Toronto City Councillor for Trinity—Spadina
- In office 2006–2006
- Preceded by: Olivia Chow
- Succeeded by: Adam Vaughan

Personal details
- Born: September 4, 1952 (age 73) Sever do Vouga, Aveiro, Portugal
- Party: New Democratic Party
- Occupation: broadcaster

= Martin Silva =

Canadian radio personality (born 1952)

Martin Silva (born September 4, 1952) is a Portuguese-born Canadian radio personality and former politician based in Toronto, Ontario.

== Biography ==
Born in Sever do Vouga, Aveiro, Portugal, he emigrated to Canada in August 1968, where he gained popularity in the Portuguese community as a radio announcer on CHIN Radio.
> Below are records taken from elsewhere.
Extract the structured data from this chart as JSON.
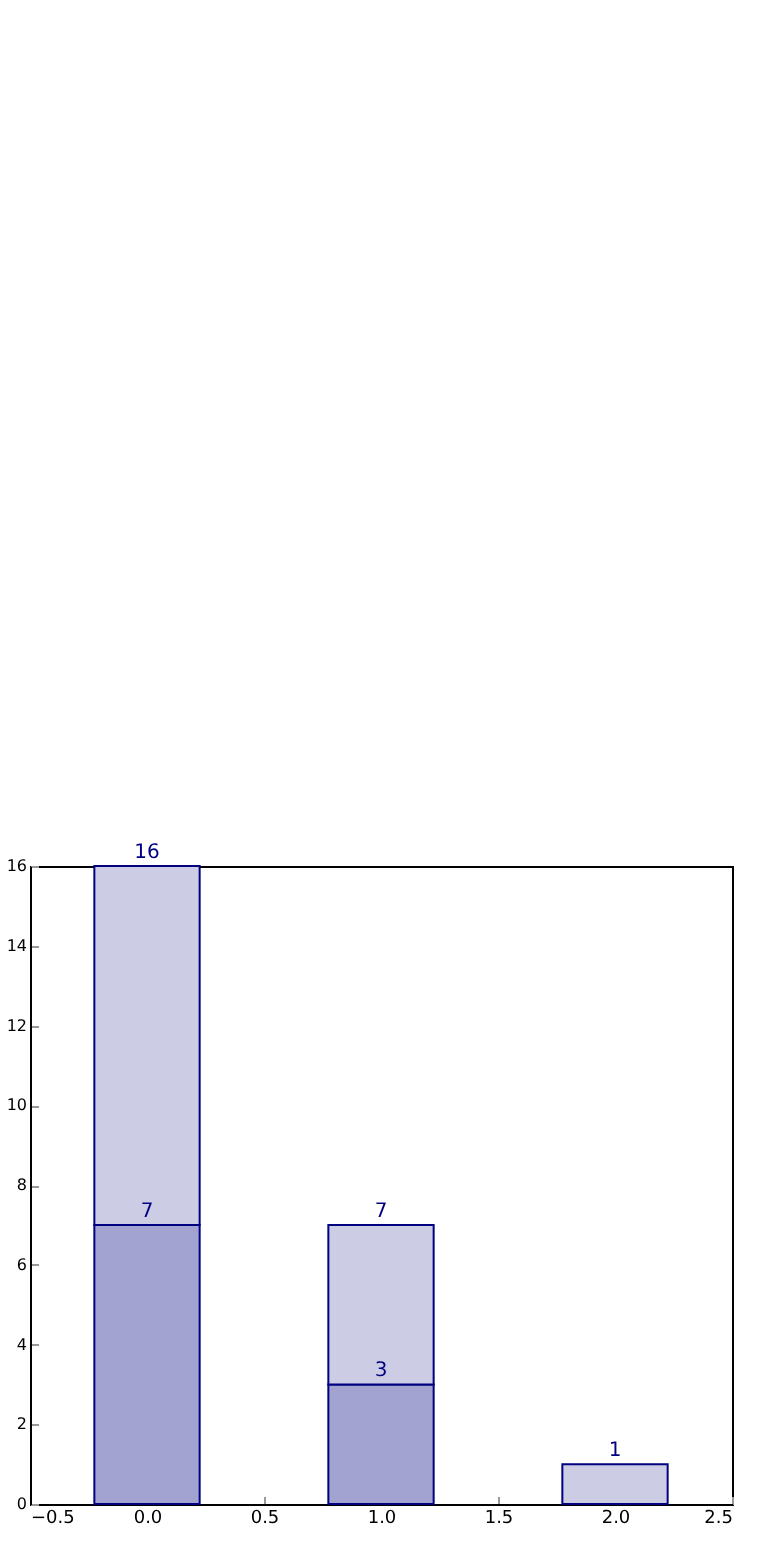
{
  "chart_data": {
    "type": "bar",
    "x": [
      0,
      1,
      2
    ],
    "stacked": true,
    "series": [
      {
        "color": "#a3a3d1",
        "values": [
          7,
          3,
          null
        ],
        "value_labels": [
          "7",
          "3",
          null
        ]
      },
      {
        "color": "#cccce5",
        "values": [
          9,
          4,
          1
        ]
      }
    ],
    "totals": [
      "16",
      "7",
      "1"
    ],
    "xlim": [
      -0.5,
      2.5
    ],
    "xticks": [
      {
        "value": -0.5,
        "label": "−0.5"
      },
      {
        "value": 0,
        "label": "0.0"
      },
      {
        "value": 0.5,
        "label": "0.5"
      },
      {
        "value": 1,
        "label": "1.0"
      },
      {
        "value": 1.5,
        "label": "1.5"
      },
      {
        "value": 2,
        "label": "2.0"
      },
      {
        "value": 2.5,
        "label": "2.5"
      }
    ],
    "ylim": [
      0,
      16
    ],
    "yticks": [
      0,
      2,
      4,
      6,
      8,
      10,
      12,
      14,
      16
    ],
    "grid": false
  }
}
In 1973 he hosted a Portuguese language morning show called Ecos de Portugal and continued with Wake Up Portuguese Style in 1982.

He was elected to the Toronto City Council in 1988 as Ward 4 councillor. A member of the New Democratic Party's Toronto caucus, he was re-elected in 1991 and 1994. Silva was the Ontario New Democratic Party's candidate in Parkdale in the 1995 provincial election but was defeated by incumbent Liberal MPP Tony Ruprecht.

He wasn't re-elected in the 1997 municipal election, when he came third after Joe Pantalone and Mario Silva in a newly formed ward. There appeared to be some confusion amongst voters as he shared the same last name with Mario Silva.

After the election he served as a union representative for the Hotel Employees, Restaurant Employees Union (HERE), Local 75 and then returned to CHIN Radio in late 2001.

On February 1, 2006, Toronto City Council appointed Silva to fill the vacancy in Ward 20 that was created when Olivia Chow decided to run in the federal riding of Trinity-Spadina. Silva served as councillor until the 2006 municipal election in November 2006. A condition of the appointment was that he wasn't allowed to run as a candidate in that election.

His vocation for radio came early. and he continues at CHIN Radio, now in the position of Account Executive.